Type of publication: Journal Article
Type of document: Full Paper

Year: 2015

Authors: Ghareeb, K; König, K; Awad, WA; Zebeli, Q; Böhm, J

Title: The impact of a microbial feed supplement on small intestine integrity and oxidative stress biomarker in broiler chickens.

Source: Avian Biol Res. 2015; 8(3): 185-189.



Authors Vetmeduni Vienna:

Awad Wageha
Böhm Josef
Ghareeb Khaled
Zebeli Qendrim

Vetmed Research Units
University Clinic for Poultry and Fish Medicine, Clinical Unit of Poultry Medicine
Institute of Animal Nutrition and Functional Plant Compounds


Abstract:
High productivity associated with the meat quality and low costs are the main objectives of meat poultry production. Removal of antibiotics from poultry diets in many parts of the world has amplified the interest in using feed additives in commercial poultry production to improve intestinal health and nutrient utilisation. We have conducted an experiment to assess whether the dietary inclusion of a microbial feed additive (MFA) has an effect on the small intestinal micro-architecture and oxidative stress biomarker (thiobarbituric acid reactive substance, TBARS) in the liver and brain of broiler chickens.
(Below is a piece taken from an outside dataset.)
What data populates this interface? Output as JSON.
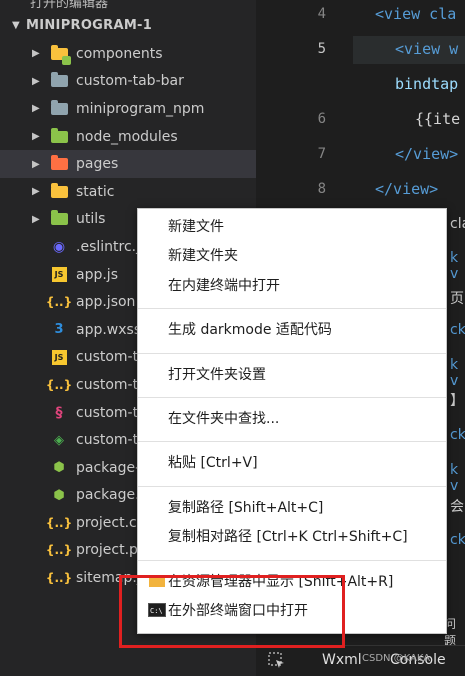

Two dietary treatments (n = 10/treatment), consisting of a basal diet (control group) or the basal diet supplemented with 2.5 kg of MFA/ton of feed (MFA group), were fed to broiler chicks from 1 to 35 days of age. On day 35, birds were slaughtered to collect tissue samples from the duodenum and jejunum for histo-morphometry and from the liver and brains for measuring TBARS. The results showed that addition of MFA to the broiler diet only increased (P = 0.019) the crypt depth of the villi in the duodenum, without affecting the villus height, villus width and thickness of the muscularis of the duodenum and the jejunum. Furthermore, supplementation of MFA in the diet decreased the level of TBARS in the brain (P = 0.013) and in the liver (P = 0.017), suggesting a decrease in the level of lipid peroxidation and oxidative stress. We conclude that the addition of microbial supplement to broiler diets had limited effects on the intestinal integrity but has the potential to alleviate the level of oxidative stress in broilers.